Fig 11: Buffered asynchronous request response using Amazon API integrations services and Amazon SQS queues
WebSocket APIs with message queuing
This is a variation of the previous pattern but uses API Gateway WebSocket APIs instead of REST endpoints. In this pattern, instead of the frontend client having to continuously poll for the response, the middleware sends back the result back to the client after it is generated. This uses WebSocket omni-channel communication to accept and respond to messages, all maintained by API Gateway. For an example implementation, refer to the aws-apigatewayv2websocket-sqs AWS Solutions Construct.

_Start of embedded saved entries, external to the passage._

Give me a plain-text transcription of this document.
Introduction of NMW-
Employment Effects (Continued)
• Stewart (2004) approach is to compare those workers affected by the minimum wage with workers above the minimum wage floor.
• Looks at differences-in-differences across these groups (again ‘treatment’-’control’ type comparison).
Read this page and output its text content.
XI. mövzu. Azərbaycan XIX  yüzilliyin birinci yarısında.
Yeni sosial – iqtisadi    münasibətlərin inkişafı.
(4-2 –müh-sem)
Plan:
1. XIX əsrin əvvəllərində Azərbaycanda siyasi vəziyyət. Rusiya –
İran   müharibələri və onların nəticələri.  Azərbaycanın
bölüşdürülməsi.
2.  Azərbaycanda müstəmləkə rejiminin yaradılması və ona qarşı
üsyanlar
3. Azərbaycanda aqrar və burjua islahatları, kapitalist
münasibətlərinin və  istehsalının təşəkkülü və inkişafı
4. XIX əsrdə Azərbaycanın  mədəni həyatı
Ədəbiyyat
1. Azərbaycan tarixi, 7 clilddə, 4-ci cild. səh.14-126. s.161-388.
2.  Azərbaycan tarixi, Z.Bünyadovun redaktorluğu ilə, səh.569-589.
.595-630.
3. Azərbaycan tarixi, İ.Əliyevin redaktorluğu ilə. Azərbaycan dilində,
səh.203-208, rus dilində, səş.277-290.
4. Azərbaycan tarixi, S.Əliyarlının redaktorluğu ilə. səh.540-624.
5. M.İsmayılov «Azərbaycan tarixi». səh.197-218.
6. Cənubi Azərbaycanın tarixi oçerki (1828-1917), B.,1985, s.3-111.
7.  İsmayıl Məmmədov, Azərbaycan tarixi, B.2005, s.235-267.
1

The following diagram illustrates this architecture.
Fig 12: Buffered asynchronous request response using Amazon API Gateway WebSocket APIs and Amazon SQS queues
Pattern 5: Multimodal parallel fan-out
For use cases that require interacting with multiple LLM models, data sources, or agents, you can use the messaging fan-out pattern, which distributes messages to multiple destinations in parallel. You can use Amazon EventBridge or Amazon SNS to send specific messages to target LLM endpoints or agents using rules-based message fan-out. This pattern decomposes complex tasks into sub-tasks and executes them in parallel, minimizing overall generation time. For an example implementation, see SNS to SQS fanout pattern. The following diagram illustrates the architecture.
Fig 13: Multimodal parallel fan-out using Amazon API integration and messaging services
Pattern 6: Non-interactive batch processing
Non-interactive batch processing pipelines are ideal when you need to process large volumes of data efficiently without real-time user interaction, typically running on a scheduled basis to maximize resource usage and throughput. This pattern uses AWS Step Functions, AWS Glue, or other compute services to create a serverless data processing and inferencing pipeline. The data integration, transformation, and inference jobs can be triggered based on a schedule or occurrence of events. This pattern offers higher throughput, optimizes on resource usage, and enhances automation through volume processing. For an example implementation, refer to the aws-sqs-pipes-stepfunctions AWS Solutions Construct. The following diagram illustrates an example architecture.
Fig 14: Non-interactive batch processing using Amazon data integration services
Conclusion
In this post (series), you learned six architectural patterns on building generative AI applications using AWS serverless services. These patterns implement interactive real-time, asynchronous or batch-oriented workloads without a lot of operational overhead. You can combine these patterns to deliver modern cloud native applications. Given the current trajectory of innovation in this domain, it is anticipated that further blueprints will emerge to augment or evolve these in the future.The successful deployment of production-ready generative AI applications requires careful consideration of architectural patterns and implementation approaches. You must evaluate various factors such as response time, scalability, integration needs, reliability, and user experience when selecting appropriate patterns or a combination of them.